Joe Louis, Ray Robinson, and Rocky Marciano bogarted the bold ink decades before the NBA resonated, before street ball consumed the blacktops and playgrounds of the city.

Not only was MSG made for boxing -- physically and metaphysically -- it was even inspired, bought, and built by a boxing promoter, Tex Rickard. From 1925 until 1968, boxing was the main event, a square slab of canvas, flanked by men in fedoras pounding typewriters ringside, a halo of cigar smoke crowning the ring.

And then the "new" building hosted the fight of the century. Which was easily the night of the century. This Sunday, March 8, will be exactly 44 years since Muhammad Ali fought Joe Frazier. Not only a fight, Ali-Frazier was a referendum on race, class, and war. For one night, MSG was the vortex of sports, the kind of crossover culture that only boxing, MSG and NYC could deliver.

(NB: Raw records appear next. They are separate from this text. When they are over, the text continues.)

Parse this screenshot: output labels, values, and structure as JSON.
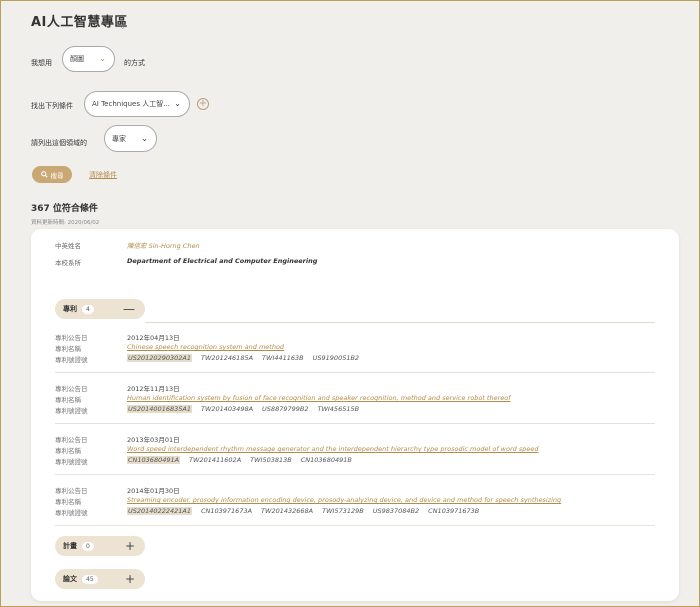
{
  "page": {
    "title": "AI人工智慧專區",
    "title_dot": "。"
  },
  "filters": {
    "row1_label": "我想用",
    "row1_select": "顏圖",
    "row1_suffix": "的方式",
    "row2_label": "找出下列條件",
    "row2_select": "AI Techniques 人工智...",
    "row3_label": "請列出這個領域的",
    "row3_select": "專家",
    "search_button": "搜尋",
    "clear_link": "清除條件"
  },
  "results": {
    "count_text": "367 位符合條件",
    "data_date": "資料更新時間: 2020/06/02"
  },
  "card": {
    "name_label": "中英姓名",
    "name_value": "陳信宏 Sin-Horng Chen",
    "dept_label": "本校系所",
    "dept_value": "Department of Electrical and Computer Engineering",
    "sections": {
      "patents": {
        "label": "專利",
        "count": "4",
        "toggle": "—"
      },
      "projects": {
        "label": "計畫",
        "count": "0",
        "toggle": "+"
      },
      "papers": {
        "label": "論文",
        "count": "45",
        "toggle": "+"
      }
    },
    "patent_labels": {
      "date": "專利公告日",
      "name": "專利名稱",
      "number": "專利號證號"
    },
    "patents": [
      {
        "date": "2012年04月13日",
        "title": "Chinese speech recognition system and method",
        "numbers": [
          "US20120290302A1",
          "TW201246185A",
          "TWI441163B",
          "US9190051B2"
        ]
      },
      {
        "date": "2012年11月13日",
        "title": "Human identification system by fusion of face recognition and speaker recognition, method and service robot thereof",
        "numbers": [
          "US20140016835A1",
          "TW201403498A",
          "US8879799B2",
          "TWI456515B"
        ]
      },
      {
        "date": "2013年03月01日",
        "title": "Word speed interdependent rhythm message generator and the interdependent hierarchy type prosodic model of word speed",
        "numbers": [
          "CN103680491A",
          "TW201411602A",
          "TWI503813B",
          "CN103680491B"
        ]
      },
      {
        "date": "2014年01月30日",
        "title": "Streaming encoder, prosody information encoding device, prosody-analyzing device, and device and method for speech synthesizing",
        "numbers": [
          "US20140222421A1",
          "CN103971673A",
          "TW201432668A",
          "TWI573129B",
          "US9837084B2",
          "CN103971673B"
        ]
      }
    ]
  },
  "colors": {
    "accent": "#c9a874",
    "link": "#b28c4a",
    "pill_bg": "#ece3d2",
    "page_bg": "#f1efec"
  }
}
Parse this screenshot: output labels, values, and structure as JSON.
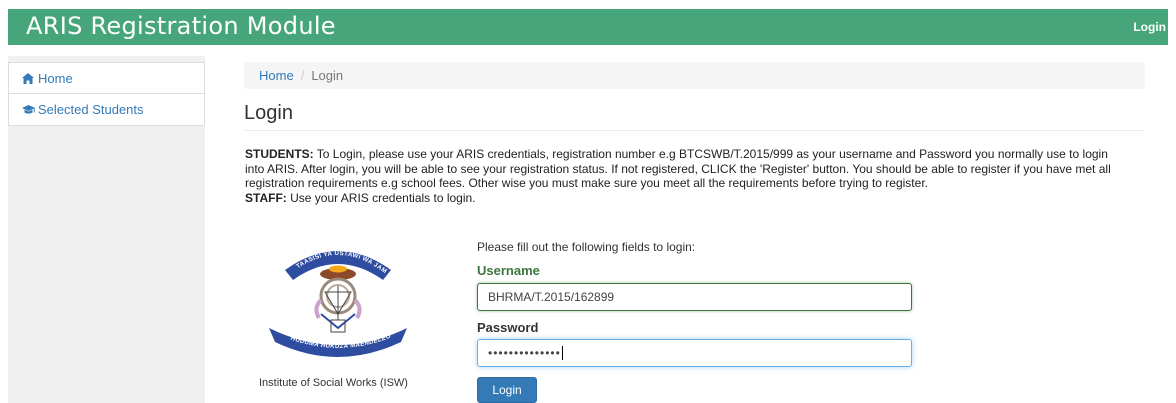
{
  "app": {
    "title": "ARIS Registration Module",
    "top_login_label": "Login"
  },
  "sidebar": {
    "items": [
      {
        "label": "Home",
        "icon": "home-icon"
      },
      {
        "label": "Selected Students",
        "icon": "graduation-cap-icon"
      }
    ]
  },
  "breadcrumb": {
    "home": "Home",
    "separator": "/",
    "current": "Login"
  },
  "page": {
    "title": "Login",
    "students_label": "STUDENTS:",
    "students_text": " To Login, please use your ARIS credentials, registration number e.g BTCSWB/T.2015/999 as your username and Password you normally use to login into ARIS. After login, you will be able to see your registration status. If not registered, CLICK the 'Register' button. You should be able to register if you have met all registration requirements e.g school fees. Other wise you must make sure you meet all the requirements before trying to register.",
    "staff_label": "STAFF:",
    "staff_text": " Use your ARIS credentials to login."
  },
  "logo": {
    "top_text": "TAASISI YA USTAWI WA JAMII",
    "bottom_text": "HUDUMA HUKUZA MAENDELEO",
    "caption": "Institute of Social Works (ISW)"
  },
  "form": {
    "hint": "Please fill out the following fields to login:",
    "username_label": "Username",
    "username_value": "BHRMA/T.2015/162899",
    "password_label": "Password",
    "password_value": "••••••••••••••",
    "submit_label": "Login"
  },
  "colors": {
    "brand_green": "#46a57a",
    "link_blue": "#337ab7",
    "success_green": "#3c763d"
  }
}
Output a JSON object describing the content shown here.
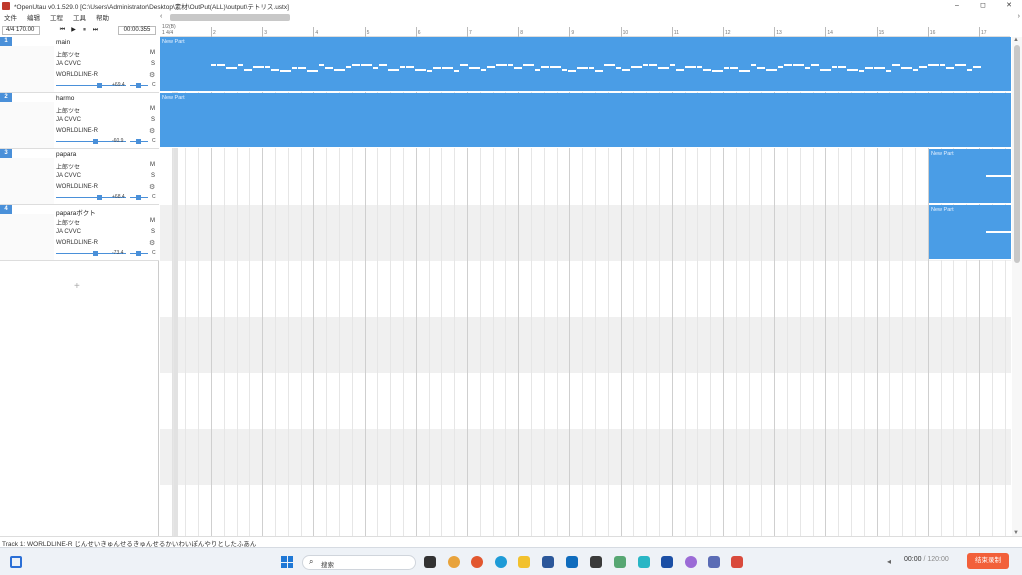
{
  "window": {
    "title": "*OpenUtau v0.1.529.0 [C:\\Users\\Administrator\\Desktop\\素材\\OutPut(ALL)\\output\\テトリス.ustx]",
    "minimize": "–",
    "maximize": "◻",
    "close": "✕"
  },
  "menu": [
    "文件",
    "编辑",
    "工程",
    "工具",
    "帮助"
  ],
  "transport": {
    "signature_tempo": "4/4   170.00",
    "time": "00:00.355",
    "buttons": [
      "⏮",
      "▶",
      "⏸",
      "⏭"
    ]
  },
  "ruler": {
    "top_label": "1/2(B)",
    "sig_label": "1 4/4",
    "bars": [
      "2",
      "3",
      "4",
      "5",
      "6",
      "7",
      "8",
      "9",
      "10",
      "11",
      "12",
      "13",
      "14",
      "15",
      "16",
      "17"
    ]
  },
  "tracks": [
    {
      "num": "1",
      "name": "main",
      "singer": "上郎ツセ",
      "phonemizer": "JA CVVC",
      "renderer": "WORLDLINE-R",
      "mute": "M",
      "solo": "S",
      "volume": "+69.4",
      "pan": "C",
      "volume_level": 0.62
    },
    {
      "num": "2",
      "name": "harmo",
      "singer": "上郎ツセ",
      "phonemizer": "JA CVVC",
      "renderer": "WORLDLINE-R",
      "mute": "M",
      "solo": "S",
      "volume": "-60.9",
      "pan": "C",
      "volume_level": 0.55
    },
    {
      "num": "3",
      "name": "papara",
      "singer": "上郎ツセ",
      "phonemizer": "JA CVVC",
      "renderer": "WORLDLINE-R",
      "mute": "M",
      "solo": "S",
      "volume": "+68.4",
      "pan": "C",
      "volume_level": 0.62
    },
    {
      "num": "4",
      "name": "paparaボクト",
      "singer": "上郎ツセ",
      "phonemizer": "JA CVVC",
      "renderer": "WORLDLINE-R",
      "mute": "M",
      "solo": "S",
      "volume": "-73.4",
      "pan": "C",
      "volume_level": 0.55
    }
  ],
  "add_track": "+",
  "parts": [
    {
      "label": "New Part"
    },
    {
      "label": "New Part"
    },
    {
      "label": "New Part"
    },
    {
      "label": "New Part"
    }
  ],
  "status": "Track 1: WORLDLINE-R じんせいきゅんせるきゅんせるかいわいぽんやりとしたふあん",
  "taskbar": {
    "search_placeholder": "搜索",
    "rec_time": "00:00",
    "rec_total": "/ 120:00",
    "rec_button": "结束录制"
  },
  "colors": {
    "part": "#4a9de6",
    "track_badge": "#4a90d9",
    "rec_button": "#f2603a"
  }
}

What was your favorite MSG moment? Was it the grainy days of Red Holzman and Clyde Frazier? Was it Pat Riley, Patrick Ewing, and the dearly-departed Anthony Mason? Was it St. John's in the mid-'80s? Was it the Golden Gloves?

My first Garden moment was gawking at Roberto Duran while he fought Carlos Palomino in 1979, the year I turned 10. I saw a Virginia Slims tennis match between Bjorn Borg and Ivan Lendl. I also adored the Hubie Brown Knicks of Bernard King, Ken Bannister, and Truck Robinson. Perhaps one of the most morbid basketball chasms was the gap between King's salad days and Ewing's prime. King's knee surgeries curtailed what could have been an epic duet.

The final enchanted moment I planned to experience was a fight between Felix Trinidad and Bernard Hopkins, but the bout was postponed two weeks because Satan chartered two planes and crashed them into two buildings. Instead of Sept. 15, the bell rang on Sept. 29, 2001. And while the fight had endless gravitas, it was hard to focus on boxing while the embers still churned a few miles south.

We now can pay lip service to boxing, hockey, and college hoops, but the Knicks, for whatever reason, have commandeered the Big Apple, leaving other sports and the Brooklyn Nets to scour the city for scraps. You can decide why a team with 12 wins since October has us so spellbound.

Of course, there's been more conventional entertainment, from rock and rap events to Eddie Murphy, who filmed his iconic stand-up act, "Raw." Before he became the Nutty Professor and the voice of an iconic, animated animal, Murphy may have been the funniest man to grip a microphone.

Now the main act is comedic, but accidentally so. The Knicks are tragically funny. Or are they a funny tragedy? Either way, we'd like to get our laughs somewhere else. If only the Knicks took us seriously.